【陣屋事件】

1952年の第1期王将戦第6局において、対局場であった旅館「陣屋」の対応に不満を抱いた升田幸三が対局を拒否した事件である。

この年からタイトル戦になった王将戦、升田は、名人・木村義雄を相手に第5局までに4勝1敗とし、すでに初のタイトル獲得を決めていた。
しかし、当時の王将戦の制度では、タイトルの行方が決まってからも新聞掲載のために番勝負を継続することとなっており、第6局は2月18日から神奈川県の陣屋で行われることになった。
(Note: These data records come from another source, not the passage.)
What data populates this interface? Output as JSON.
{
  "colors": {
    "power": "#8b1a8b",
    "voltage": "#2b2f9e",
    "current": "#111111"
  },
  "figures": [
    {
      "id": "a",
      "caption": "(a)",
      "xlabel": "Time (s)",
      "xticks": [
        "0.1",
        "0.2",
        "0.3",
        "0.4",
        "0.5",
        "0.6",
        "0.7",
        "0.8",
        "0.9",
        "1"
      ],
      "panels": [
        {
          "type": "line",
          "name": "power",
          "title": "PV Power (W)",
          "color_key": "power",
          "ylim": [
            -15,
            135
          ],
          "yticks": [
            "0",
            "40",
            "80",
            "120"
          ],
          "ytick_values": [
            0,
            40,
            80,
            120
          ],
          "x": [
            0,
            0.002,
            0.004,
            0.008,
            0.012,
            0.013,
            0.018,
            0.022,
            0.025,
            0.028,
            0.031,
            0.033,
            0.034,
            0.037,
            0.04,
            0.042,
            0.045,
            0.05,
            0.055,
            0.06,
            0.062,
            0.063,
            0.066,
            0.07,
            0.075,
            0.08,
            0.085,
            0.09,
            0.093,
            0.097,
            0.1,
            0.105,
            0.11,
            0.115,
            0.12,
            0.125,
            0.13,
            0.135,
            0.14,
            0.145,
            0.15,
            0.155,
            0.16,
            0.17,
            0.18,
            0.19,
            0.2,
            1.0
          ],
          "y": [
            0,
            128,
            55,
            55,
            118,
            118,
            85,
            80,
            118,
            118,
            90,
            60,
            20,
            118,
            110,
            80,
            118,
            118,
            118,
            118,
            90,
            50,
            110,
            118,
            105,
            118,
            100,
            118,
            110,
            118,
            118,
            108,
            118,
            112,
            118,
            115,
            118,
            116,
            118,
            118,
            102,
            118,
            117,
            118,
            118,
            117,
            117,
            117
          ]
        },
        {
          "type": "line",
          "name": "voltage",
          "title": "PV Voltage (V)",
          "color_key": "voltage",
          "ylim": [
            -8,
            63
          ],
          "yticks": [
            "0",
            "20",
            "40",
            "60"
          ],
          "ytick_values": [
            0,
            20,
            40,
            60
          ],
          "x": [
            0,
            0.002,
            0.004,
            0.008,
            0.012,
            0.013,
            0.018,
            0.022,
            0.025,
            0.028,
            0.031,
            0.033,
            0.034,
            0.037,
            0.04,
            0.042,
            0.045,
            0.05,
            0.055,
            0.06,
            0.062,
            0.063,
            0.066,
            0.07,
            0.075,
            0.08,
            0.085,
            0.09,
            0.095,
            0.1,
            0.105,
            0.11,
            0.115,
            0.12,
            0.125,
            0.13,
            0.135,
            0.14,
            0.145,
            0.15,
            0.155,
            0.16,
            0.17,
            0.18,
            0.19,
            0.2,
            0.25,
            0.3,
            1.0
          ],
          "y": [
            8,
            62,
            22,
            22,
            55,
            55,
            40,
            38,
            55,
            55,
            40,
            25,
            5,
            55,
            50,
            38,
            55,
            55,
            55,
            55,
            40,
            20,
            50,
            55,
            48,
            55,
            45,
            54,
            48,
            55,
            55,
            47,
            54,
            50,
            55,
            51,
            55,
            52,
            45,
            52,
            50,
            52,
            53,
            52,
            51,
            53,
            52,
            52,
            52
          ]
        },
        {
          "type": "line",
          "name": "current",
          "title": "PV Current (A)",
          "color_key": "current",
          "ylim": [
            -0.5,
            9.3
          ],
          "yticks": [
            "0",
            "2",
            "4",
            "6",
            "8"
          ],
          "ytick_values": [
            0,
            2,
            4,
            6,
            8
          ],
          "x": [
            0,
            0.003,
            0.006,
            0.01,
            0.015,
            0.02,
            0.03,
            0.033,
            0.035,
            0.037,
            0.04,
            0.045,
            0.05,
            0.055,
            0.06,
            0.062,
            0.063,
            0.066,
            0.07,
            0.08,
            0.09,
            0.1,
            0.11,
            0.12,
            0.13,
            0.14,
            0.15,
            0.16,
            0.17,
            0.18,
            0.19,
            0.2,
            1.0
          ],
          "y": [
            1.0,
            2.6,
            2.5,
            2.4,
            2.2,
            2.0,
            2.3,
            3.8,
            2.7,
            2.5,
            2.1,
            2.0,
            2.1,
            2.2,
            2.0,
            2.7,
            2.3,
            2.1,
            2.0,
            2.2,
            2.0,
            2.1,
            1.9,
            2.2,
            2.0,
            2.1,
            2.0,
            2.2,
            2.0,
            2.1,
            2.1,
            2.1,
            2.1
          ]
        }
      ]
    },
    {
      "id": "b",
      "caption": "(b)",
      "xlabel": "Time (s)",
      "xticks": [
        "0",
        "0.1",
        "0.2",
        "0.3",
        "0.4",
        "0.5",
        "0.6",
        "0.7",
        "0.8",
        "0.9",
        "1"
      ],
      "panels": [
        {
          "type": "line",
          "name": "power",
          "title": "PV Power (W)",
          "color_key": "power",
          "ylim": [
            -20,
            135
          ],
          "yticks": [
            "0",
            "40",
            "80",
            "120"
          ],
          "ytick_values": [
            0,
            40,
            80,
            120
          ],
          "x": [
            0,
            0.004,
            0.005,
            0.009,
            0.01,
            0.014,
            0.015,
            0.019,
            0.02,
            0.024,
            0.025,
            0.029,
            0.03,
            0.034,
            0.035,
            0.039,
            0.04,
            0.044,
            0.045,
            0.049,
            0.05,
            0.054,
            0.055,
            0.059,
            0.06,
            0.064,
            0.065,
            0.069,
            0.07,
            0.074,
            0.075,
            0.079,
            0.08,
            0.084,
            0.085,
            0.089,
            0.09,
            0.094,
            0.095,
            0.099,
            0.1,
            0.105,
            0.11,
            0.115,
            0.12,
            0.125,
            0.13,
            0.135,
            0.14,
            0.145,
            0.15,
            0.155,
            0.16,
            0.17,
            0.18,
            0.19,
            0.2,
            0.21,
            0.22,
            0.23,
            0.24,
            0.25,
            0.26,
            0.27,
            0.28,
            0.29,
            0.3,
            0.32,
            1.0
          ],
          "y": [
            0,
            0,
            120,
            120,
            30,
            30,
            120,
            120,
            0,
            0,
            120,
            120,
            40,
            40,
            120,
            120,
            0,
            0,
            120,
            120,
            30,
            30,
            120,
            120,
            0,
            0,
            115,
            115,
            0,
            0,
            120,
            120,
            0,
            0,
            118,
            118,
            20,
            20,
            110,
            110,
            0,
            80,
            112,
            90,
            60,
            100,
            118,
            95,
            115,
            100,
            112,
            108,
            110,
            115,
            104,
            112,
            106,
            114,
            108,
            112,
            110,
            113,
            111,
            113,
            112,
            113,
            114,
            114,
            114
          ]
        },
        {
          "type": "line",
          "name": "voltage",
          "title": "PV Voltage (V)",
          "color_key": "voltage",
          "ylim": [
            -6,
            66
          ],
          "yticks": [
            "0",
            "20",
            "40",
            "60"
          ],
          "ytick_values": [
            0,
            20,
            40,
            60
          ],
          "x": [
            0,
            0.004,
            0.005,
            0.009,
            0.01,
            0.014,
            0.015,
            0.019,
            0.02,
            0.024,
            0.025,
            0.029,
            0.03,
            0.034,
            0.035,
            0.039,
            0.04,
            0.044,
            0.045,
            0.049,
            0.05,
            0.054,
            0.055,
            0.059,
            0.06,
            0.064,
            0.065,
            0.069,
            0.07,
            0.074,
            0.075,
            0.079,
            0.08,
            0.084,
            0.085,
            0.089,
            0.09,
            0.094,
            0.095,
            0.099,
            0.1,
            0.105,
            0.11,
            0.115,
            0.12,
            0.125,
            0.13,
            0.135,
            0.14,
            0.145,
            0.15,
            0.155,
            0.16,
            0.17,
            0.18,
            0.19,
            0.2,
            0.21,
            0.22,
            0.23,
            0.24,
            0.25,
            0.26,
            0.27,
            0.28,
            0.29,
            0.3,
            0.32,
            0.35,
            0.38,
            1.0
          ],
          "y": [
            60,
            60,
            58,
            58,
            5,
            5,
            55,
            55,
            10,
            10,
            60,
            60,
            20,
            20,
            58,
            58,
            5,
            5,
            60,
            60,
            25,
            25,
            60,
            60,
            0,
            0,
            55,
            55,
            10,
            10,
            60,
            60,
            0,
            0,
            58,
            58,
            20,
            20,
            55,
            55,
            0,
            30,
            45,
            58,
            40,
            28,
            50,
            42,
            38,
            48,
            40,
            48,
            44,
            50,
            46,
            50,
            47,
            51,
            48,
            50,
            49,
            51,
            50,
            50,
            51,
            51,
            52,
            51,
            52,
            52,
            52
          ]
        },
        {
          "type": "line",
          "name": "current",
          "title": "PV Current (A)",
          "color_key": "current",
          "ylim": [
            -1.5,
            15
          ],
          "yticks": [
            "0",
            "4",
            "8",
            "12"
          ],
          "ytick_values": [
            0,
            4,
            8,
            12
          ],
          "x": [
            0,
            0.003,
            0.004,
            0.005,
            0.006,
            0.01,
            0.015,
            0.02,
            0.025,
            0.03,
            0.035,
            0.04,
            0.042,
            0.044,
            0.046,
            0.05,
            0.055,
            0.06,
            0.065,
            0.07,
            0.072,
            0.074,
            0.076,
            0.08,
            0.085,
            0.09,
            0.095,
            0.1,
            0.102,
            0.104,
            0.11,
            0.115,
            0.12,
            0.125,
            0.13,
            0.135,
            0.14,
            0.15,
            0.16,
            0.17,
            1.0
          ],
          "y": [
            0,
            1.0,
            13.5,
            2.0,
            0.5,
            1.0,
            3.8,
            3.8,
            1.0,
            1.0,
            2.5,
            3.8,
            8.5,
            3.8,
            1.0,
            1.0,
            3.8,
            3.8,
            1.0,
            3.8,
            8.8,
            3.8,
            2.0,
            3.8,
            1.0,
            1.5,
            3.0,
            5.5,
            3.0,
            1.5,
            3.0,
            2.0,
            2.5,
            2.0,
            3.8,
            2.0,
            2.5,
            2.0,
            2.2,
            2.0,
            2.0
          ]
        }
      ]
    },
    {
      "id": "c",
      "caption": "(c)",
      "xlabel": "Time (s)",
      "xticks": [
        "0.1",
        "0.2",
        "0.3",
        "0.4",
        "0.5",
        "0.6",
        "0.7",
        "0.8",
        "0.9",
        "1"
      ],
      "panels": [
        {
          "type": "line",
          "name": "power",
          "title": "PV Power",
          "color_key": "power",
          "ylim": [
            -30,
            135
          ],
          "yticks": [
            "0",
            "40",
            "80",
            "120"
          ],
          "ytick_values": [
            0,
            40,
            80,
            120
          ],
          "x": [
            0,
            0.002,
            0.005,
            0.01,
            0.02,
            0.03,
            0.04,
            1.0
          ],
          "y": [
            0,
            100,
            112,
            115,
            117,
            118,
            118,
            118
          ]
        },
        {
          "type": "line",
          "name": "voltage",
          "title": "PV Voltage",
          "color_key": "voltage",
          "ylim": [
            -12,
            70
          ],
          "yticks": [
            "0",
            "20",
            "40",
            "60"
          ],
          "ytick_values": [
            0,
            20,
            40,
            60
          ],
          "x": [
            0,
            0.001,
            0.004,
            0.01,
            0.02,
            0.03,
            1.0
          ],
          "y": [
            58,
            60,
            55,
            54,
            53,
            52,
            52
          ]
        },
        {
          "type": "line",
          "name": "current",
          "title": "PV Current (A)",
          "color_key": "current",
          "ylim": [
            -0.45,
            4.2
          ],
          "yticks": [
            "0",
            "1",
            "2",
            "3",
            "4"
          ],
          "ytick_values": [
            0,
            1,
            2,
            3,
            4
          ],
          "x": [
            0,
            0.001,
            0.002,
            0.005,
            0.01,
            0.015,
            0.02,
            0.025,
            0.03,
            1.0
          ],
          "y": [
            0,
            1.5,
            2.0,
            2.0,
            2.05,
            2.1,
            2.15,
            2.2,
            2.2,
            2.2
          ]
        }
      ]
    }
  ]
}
2月17日、対局前日に升田は陣屋に赴き呼び鈴を鳴らした。
しかし、待てど暮せど誰一人迎えに来ない。
一説には、升田が大変粗末な身なりだったため、陣屋側は対局者だと気付かず、物乞いと誤解して無視したとも言われている。
怒り狂った升田は、近くにあった別の旅館に駆け込み、やけ酒をあおった。

やがて、他の棋士や主催紙の記者らが気付き、慌てて升田のもとを訪れ、必死になだめた。
しかし、いつの間にか升田は陣屋の非礼そっちのけで連盟や新聞社に対する積年の不満をぶちまけ始め、聞く耳を持たない。
非礼を知った陣屋の主も謝罪に訪れたが、升田は一向に収まらず、結局、そのまま翌日の対局をボイコットしてしまう。

これに怒ったのは連盟理事。
升田に事情も聞かず、棋士総会にもはからず、理事会の独断で、升田に対して一年間の出場停止という厳罰を下してしまう。
また、升田は七番勝負ですでに4勝を挙げていたが、王将戦が途中で中止になった以上、タイトル獲得とは認められないとして、王将位も認めなかった。
これに対して、「升田に弁解の機会も与えずに処分を下したのは強引である」「升田にも同情の余地があるのに、一年間の出場停止は重すぎる」「第5局までですでに王将位獲得は決まっていたのだから、タイトルを認めないのはおかしい」と世論は猛反発。
連盟理事全員が辞任し、将棋界は大混乱に陥る。